Why Did Silvergate’s Former Risk Chief Settle With the SEC?
Kate Fraher, Silvergate’s former chief risk officer, said she settled with the US Securities and Exchange Commission in 2024 to avoid a long court fight over claims that she misled investors about the bank’s anti-money laundering controls and monitoring of crypto customers.
In her first public comments on the case, Fraher said no financial agency proved that Silvergate’s anti-money laundering controls had failed. She said she chose to settle because fighting the regulator would have meant a “multi-year battle” that carried heavy personal and professional costs.
Fraher agreed to pay a $250,000 civil penalty and accepted a five-year ban from serving as a company executive or board director. The settlement closed the SEC case against her, but her comments reopen a wider debate over how US regulators treated crypto-linked banks after the collapse of FTX.
“The process itself is designed to apply maximum pressure, and the human costs are real. I was personally de-banked and had credit lines summarily closed—an aggressive tactic used to disrupt daily life and force compliance,” she said.
What Does Her Account Add to the Silvergate Collapse?
Silvergate was one of the most important US banks serving the crypto industry before it voluntarily wound down in 2023. Its closure followed the collapse of FTX in November 2022, which triggered severe stress across crypto markets and caused a sharp loss of deposits at the bank.
Fraher said the bank’s wind-down was not caused by a “bank run” or by FTX-related volatility alone, even though Silvergate experienced a deposit run of around 70%. Her account shifts attention toward the regulatory pressure facing digital asset companies and the banks that served them.

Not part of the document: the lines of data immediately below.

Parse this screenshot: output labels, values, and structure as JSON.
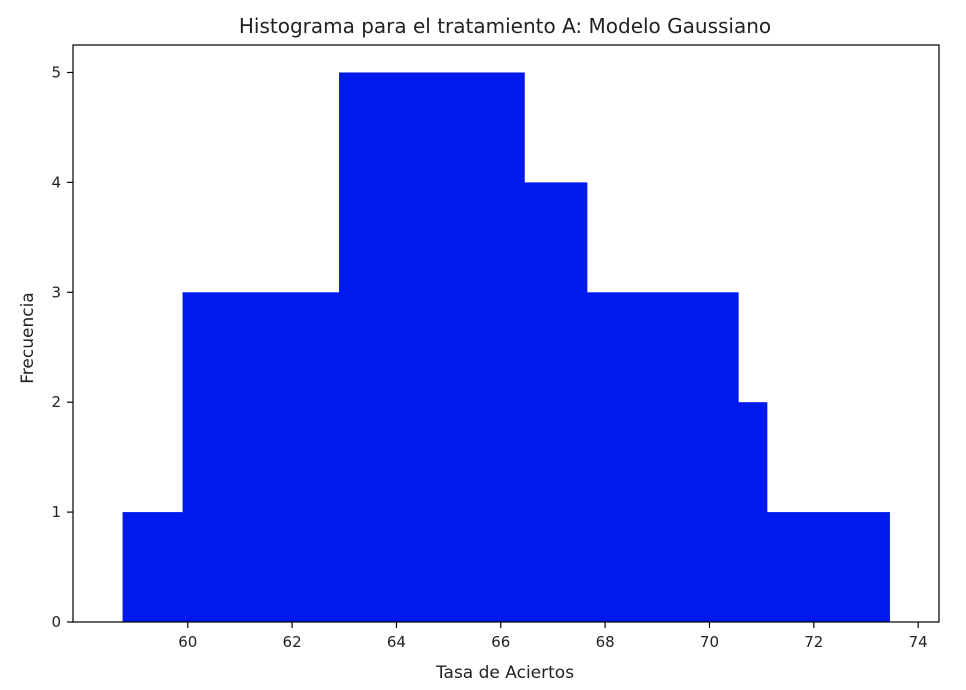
{
  "chart_data": {
    "type": "bar",
    "title": "Histograma para el tratamiento A: Modelo Gaussiano",
    "xlabel": "Tasa de Aciertos",
    "ylabel": "Frecuencia",
    "xlim": [
      57.8,
      74.4
    ],
    "ylim": [
      0,
      5.25
    ],
    "x_ticks": [
      60,
      62,
      64,
      66,
      68,
      70,
      72,
      74
    ],
    "y_ticks": [
      0,
      1,
      2,
      3,
      4,
      5
    ],
    "grid": false,
    "bar_color": "#0019ef",
    "bins": [
      {
        "start": 58.75,
        "end": 59.9,
        "count": 1
      },
      {
        "start": 59.9,
        "end": 62.9,
        "count": 3
      },
      {
        "start": 62.9,
        "end": 66.45,
        "count": 5
      },
      {
        "start": 66.45,
        "end": 67.65,
        "count": 4
      },
      {
        "start": 67.65,
        "end": 70.55,
        "count": 3
      },
      {
        "start": 70.55,
        "end": 71.1,
        "count": 2
      },
      {
        "start": 71.1,
        "end": 73.45,
        "count": 1
      }
    ]
  }
}
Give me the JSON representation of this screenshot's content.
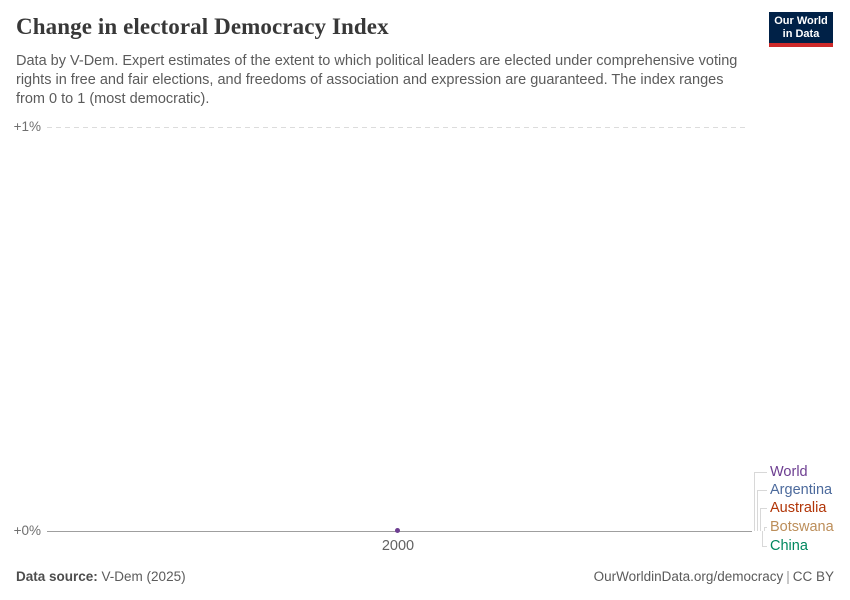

She said Silvergate had restructured by the beginning of 2023 with “appropriate capital levels” and a “right-sized workforce” that would have allowed it to continue operating safely. In her view, the decisive factor was the “broader administrative and regulatory pressure levied against the digital asset industry” that made the business impossible to run.
That framing aligns with a claim often made by crypto industry figures, who have described the period as “Operation Chokepoint 2.0.” The term refers to an alleged effort by US financial regulators to cut crypto companies off from banking services. The claim remains unconfirmed, but it has become central to the industry’s argument that regulation after FTX moved beyond enforcement into access to banking.
Investor Takeaway
Fraher’s comments put Silvergate back inside a larger market-structure debate. The issue is no longer only whether crypto banks survived FTX, but whether banks could keep serving the sector under the regulatory climate that followed.
Why Does the SEC Gag Rule Matter Here?
Fraher said she was able to speak publicly after the SEC rescinded its long-standing settlement “gag rule” on Monday. The policy had restricted settling parties from publicly denying the allegations against them after resolving SEC enforcement cases.
Fraher praised the current SEC leadership under Paul Atkins for ending the policy, which she called unconstitutional. “I am glad the right to speak the truth has finally been restored,” she said.
Her comments add a personal account to a legal and regulatory dispute that has affected many defendants in SEC cases. For crypto executives and bank officers, the end of the policy may allow more public pushback against settled enforcement actions, especially where defendants argue they settled for cost, time, or career reasons rather than admission of wrongdoing.
Fraher also linked the policy to what she described as “regulation through enforcement,” arguing that the process can impose lasting costs on individuals even when a case does not produce a trial record or a judicial finding.
What Are the Market Implications for Crypto Banking?
The Silvergate case remains important because banking access is still a core constraint for crypto firms. Exchanges, stablecoin issuers, trading firms, and institutional crypto platforms rely on banks for deposits, fiat settlement, payroll, customer flows, and treasury operations.
After FTX, Silvergate, Signature Bank, and Silicon Valley Bank all shut down in early 2023, with deposit runs, liquidity stress, and contagion from failed crypto lenders adding pressure across the market. The loss of these banks forced crypto firms to rebuild banking relationships and made fiat access a larger due diligence issue for investors.
Fraher’s account does not change the fact that Silvergate faced a severe deposit run after FTX. It does, however, sharpen the question of whether the bank’s closure was mainly a liquidity event, a regulatory access problem, or a mix of both.
The former risk chief’s comments may not settle the history of Silvergate, but they add pressure to the current debate over how US regulators should supervise crypto without cutting the industry off from ordinary financial infrastructure.